The installation of a sculpture into an area of countryside, or even sometimes into an established urban environment, can bring forth complaints. People object to the change of scenery. Letters are written to newspapers. Their sense of familiarity has been compromised.
A place they felt they once knew intimately has suddenly been transformed. An artist has had the audacity to position his work, a product of his singular imagination, in a place of prominence in the landscape.

As time passes the sculpture becomes assimilated into its surroundings. Children climb on it, people sit on its plinth to chat and it is used as a point of reference when giving directions to strangers.

In a small way this conversion happens when listening to Bruno Duplant’s deux trois choses ou presque, based on scores by Manfred Werder. Knowing from the text that Duplant is going to use sine tones, double bass and horn during these field recordings, there is a tendency to wait for their intrusion.

Listening attentively to a recording of what sounds like a semi- rural milleu of birdsong and a little human activity, I was ready for the instrumantal interventions. When they came they were slow, extended tones that seemed to rise over the everyday canvas of underlying sounds, disembodied and subtle but nevertheless at odds with their surroundings .

But as the tracks went on, a confluence occurred. Rather than existing alongside each other, the two seperate strands of the work seemed to coalesce. The distance and division between them seemed to lessen. By the end of its 40 or so minutes duration, the symbiosis was complete. The duality disappeared and in its place was a new entity.
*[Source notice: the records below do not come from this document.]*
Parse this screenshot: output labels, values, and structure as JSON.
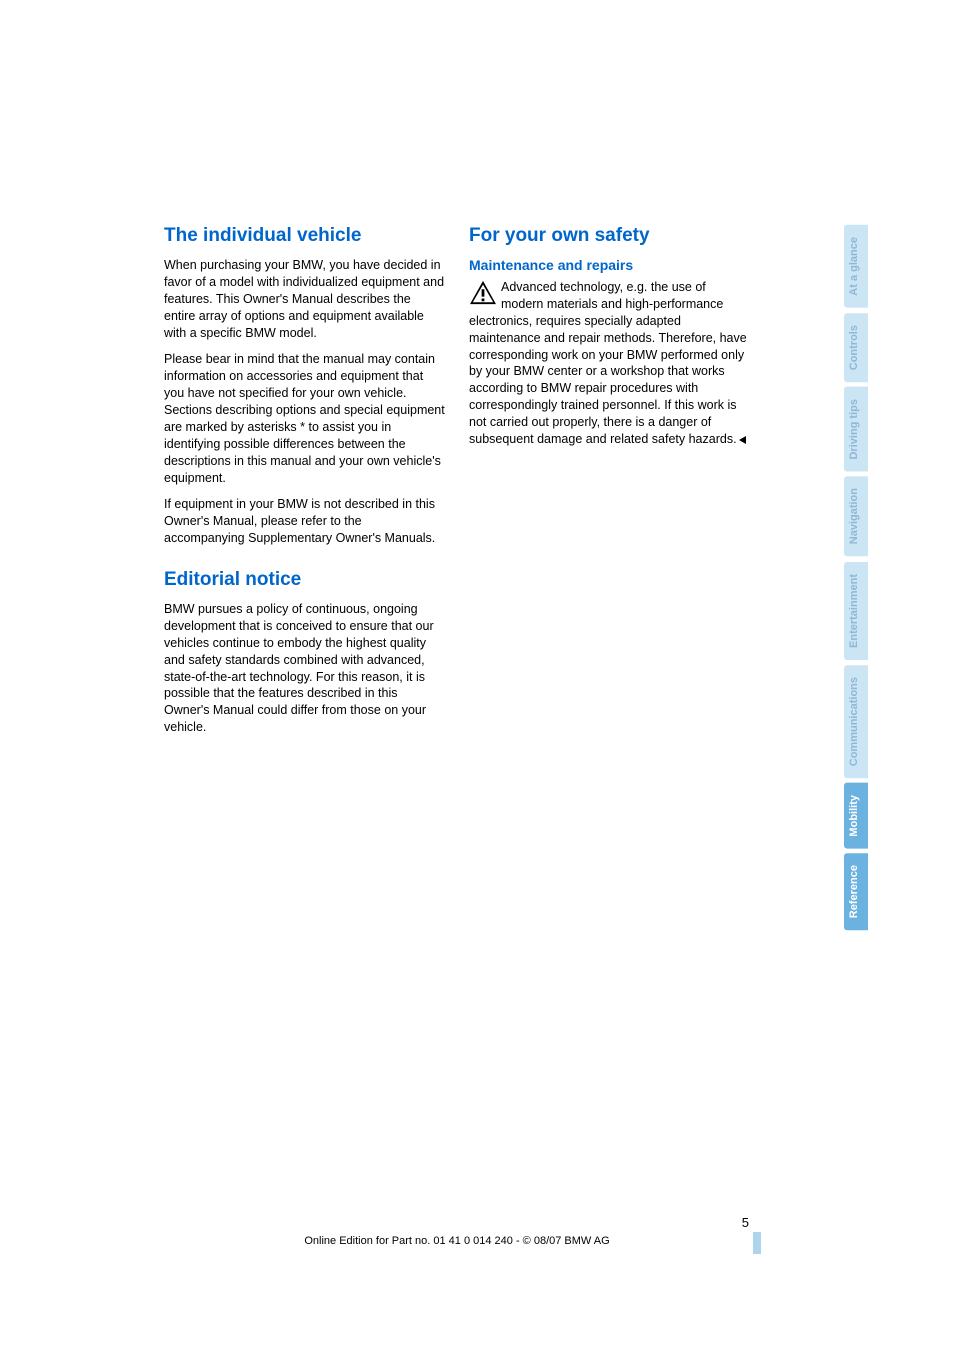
{
  "sections": {
    "individual_vehicle": {
      "heading": "The individual vehicle",
      "para1": "When purchasing your BMW, you have decided in favor of a model with individualized equipment and features. This Owner's Manual describes the entire array of options and equipment available with a specific BMW model.",
      "para2": "Please bear in mind that the manual may contain information on accessories and equipment that you have not specified for your own vehicle. Sections describing options and special equipment are marked by asterisks * to assist you in identifying possible differences between the descriptions in this manual and your own vehicle's equipment.",
      "para3": "If equipment in your BMW is not described in this Owner's Manual, please refer to the accompanying Supplementary Owner's Manuals."
    },
    "editorial": {
      "heading": "Editorial notice",
      "para1": "BMW pursues a policy of continuous, ongoing development that is conceived to ensure that our vehicles continue to embody the highest quality and safety standards combined with advanced, state-of-the-art technology. For this reason, it is possible that the features described in this Owner's Manual could differ from those on your vehicle."
    },
    "safety": {
      "heading": "For your own safety",
      "subheading": "Maintenance and repairs",
      "para1": "Advanced technology, e.g. the use of modern materials and high-performance electronics, requires specially adapted maintenance and repair methods. Therefore, have corresponding work on your BMW performed only by your BMW center or a workshop that works according to BMW repair procedures with correspondingly trained personnel. If this work is not carried out properly, there is a danger of subsequent damage and related safety hazards."
    }
  },
  "tabs": [
    {
      "label": "Reference",
      "active": true
    },
    {
      "label": "Mobility",
      "active": true
    },
    {
      "label": "Communications",
      "active": false
    },
    {
      "label": "Entertainment",
      "active": false
    },
    {
      "label": "Navigation",
      "active": false
    },
    {
      "label": "Driving tips",
      "active": false
    },
    {
      "label": "Controls",
      "active": false
    },
    {
      "label": "At a glance",
      "active": false
    }
  ],
  "footer": {
    "page_number": "5",
    "text": "Online Edition for Part no. 01 41 0 014 240 - © 08/07 BMW AG"
  },
  "colors": {
    "heading_color": "#0066cc",
    "tab_inactive_bg": "#cce5f5",
    "tab_inactive_fg": "#8fb8d6",
    "tab_active_bg": "#6bb2e0",
    "tab_active_fg": "#ffffff",
    "page_bar": "#aed4ed"
  }
}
For me (and this is purely a personal view, most probably not intended by the work’s authors at all), I envisaged an electromagnetic field of some sort emanating from the ground. It was as if Duplant, as well as recording  the sounds of the environment, had also managed to record a field of energy vibrating beyond human audition.

Dedicating deux trois choses ou presque to the poet Francis Ponge is telling. Ponge’s poetry was based on minute attention to the detail of everyday objects. Free of emotion and symbolism, Ponge sought to express the world as it was. Pure concentration on simple objects. The cigarette. The potato. A bar of soap.

These three tracks demand similar attention too. Every listen creates in the mind different points of convergence and fusion between the elements of the piece. It is an object that can be turned around and looked at from many angles. Of course, each person has their own individual way of approaching  any work of art, and each approach brings new rewards.

“Another way of approaching the thing is to consider it unnamed, unnameable.” – Francis Ponge.